There’s a growing number of old consumers who dealt with Bernard Madoff who want to be able to examine a collection of documents related to the infamous Ponzi scheme that took its victims for billions. Such a request may be puzzling to hear about because it was settled almost a decade ago that Madoff operated the largest Ponzi scheme ever, but these past customers demanding documents are searching for proof that the Ponzi scheme never existed in the first place.
There’s a reason why these people may want to push such a theory because unlike the victims, they have over $100 million of “false trading profits,” according to SFGate, which means that they wouldn’t have to give up that money if there was never a scheme. The money couldn’t be from fake trades if there was never any fraud, if these people are to be believed over the court of law, overwhelming evidence, and an admission of guilt by Madoff.
Customers believe it is possible to show Madoff made legitimate investments, which would blow a hole in the argument that all of the trading was an illusion meant to keep the Ponzi scheme propped up, in classic fashion but on a scale never before seen. The company’s trustee completely dismisses any of these arguments and finds them completely out of touch with reality.

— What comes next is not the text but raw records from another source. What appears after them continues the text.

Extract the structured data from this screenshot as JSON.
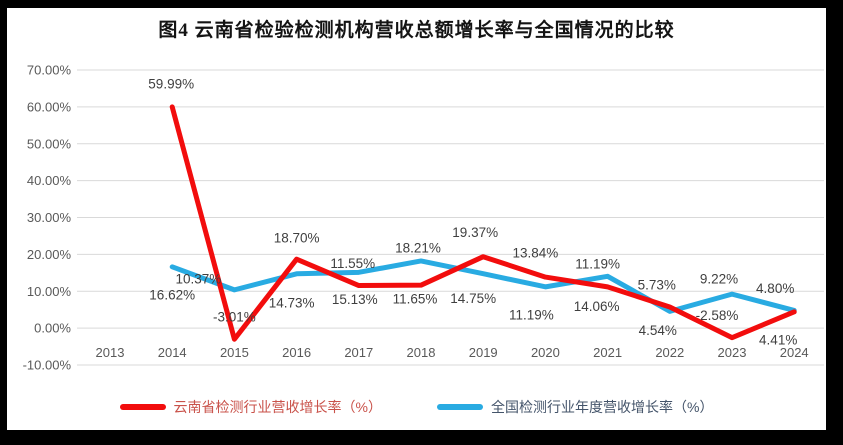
{
  "title": "图4 云南省检验检测机构营收总额增长率与全国情况的比较",
  "colors": {
    "frame": "#000000",
    "background": "#ffffff",
    "grid": "#d9d9d9",
    "axis_text": "#595959",
    "data_label_text": "#3f3f3f",
    "yunnan_line": "#f20d0d",
    "national_line": "#29abe2",
    "legend_text_yunnan": "#c9524a",
    "legend_text_national": "#44546a"
  },
  "chart_data": {
    "type": "line",
    "title": "图4 云南省检验检测机构营收总额增长率与全国情况的比较",
    "xlabel": "",
    "ylabel": "",
    "categories": [
      "2013",
      "2014",
      "2015",
      "2016",
      "2017",
      "2018",
      "2019",
      "2020",
      "2021",
      "2022",
      "2023",
      "2024"
    ],
    "series": [
      {
        "id": "yunnan",
        "name": "云南省检测行业营收增长率（%）",
        "color": "#f20d0d",
        "values": [
          null,
          59.99,
          -3.01,
          18.7,
          11.55,
          11.65,
          19.37,
          13.84,
          11.19,
          5.73,
          -2.58,
          4.41
        ]
      },
      {
        "id": "national",
        "name": "全国检测行业年度营收增长率（%）",
        "color": "#29abe2",
        "values": [
          null,
          16.62,
          10.37,
          14.73,
          15.13,
          18.21,
          14.75,
          11.19,
          14.06,
          4.54,
          9.22,
          4.8
        ]
      }
    ],
    "ylim": [
      -10,
      70
    ],
    "ytick_step": 10,
    "ytick_labels": [
      "-10.00%",
      "0.00%",
      "10.00%",
      "20.00%",
      "30.00%",
      "40.00%",
      "50.00%",
      "60.00%",
      "70.00%"
    ],
    "grid": true,
    "data_labels": true,
    "legend_position": "bottom"
  }
}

“The standard for a Ponzi scheme is that there is no legitimate business, but Madoff was the single largest market maker in the world,” lawyer Helen Davis Chaitman said. Approximately 70 customers call her their representation. “I believe I can prove that securities were purchased for some of my customers.”
Chaitman thinks the trustee isn’t correct in helping recover money by suing those who got out of the scheme early enough to turn a profit because Chaitman argues there was real trading happening on behalf of Madoff’s victims. The real blame, as Chaitman claims, comes from the U.S. Securities and Exchange Commission being defrauded by Madoff who misrepresented other aspects of his operations but never actually traded fake securities.
She thinks loss claims should reflect the final account statements and not the total principal that was lost.
“They haven’t proved it, after all this time and all this money,” Carol Neville, another lawyer for the customers, said at a July 25 bankruptcy court hearing in New York.
Chaitman has been trying for two years to obtain the 30 million documents that she believes can prove her argument.
She said that the database would blow up the trustee’s argument by disproving “what he’s represented throughout the case.”. “Why wouldn’t he just give us access — there’s no cost to him.”
“Bernard Madoff’s fraud was a Ponzi scheme if ever there was one,” Matthew Schwartz, former federal prosecutor who dealt with the Madoff case said. “The evidence at trial proved beyond a reasonable doubt that Madoff did not buy and sell securities for his investment advisory clients.”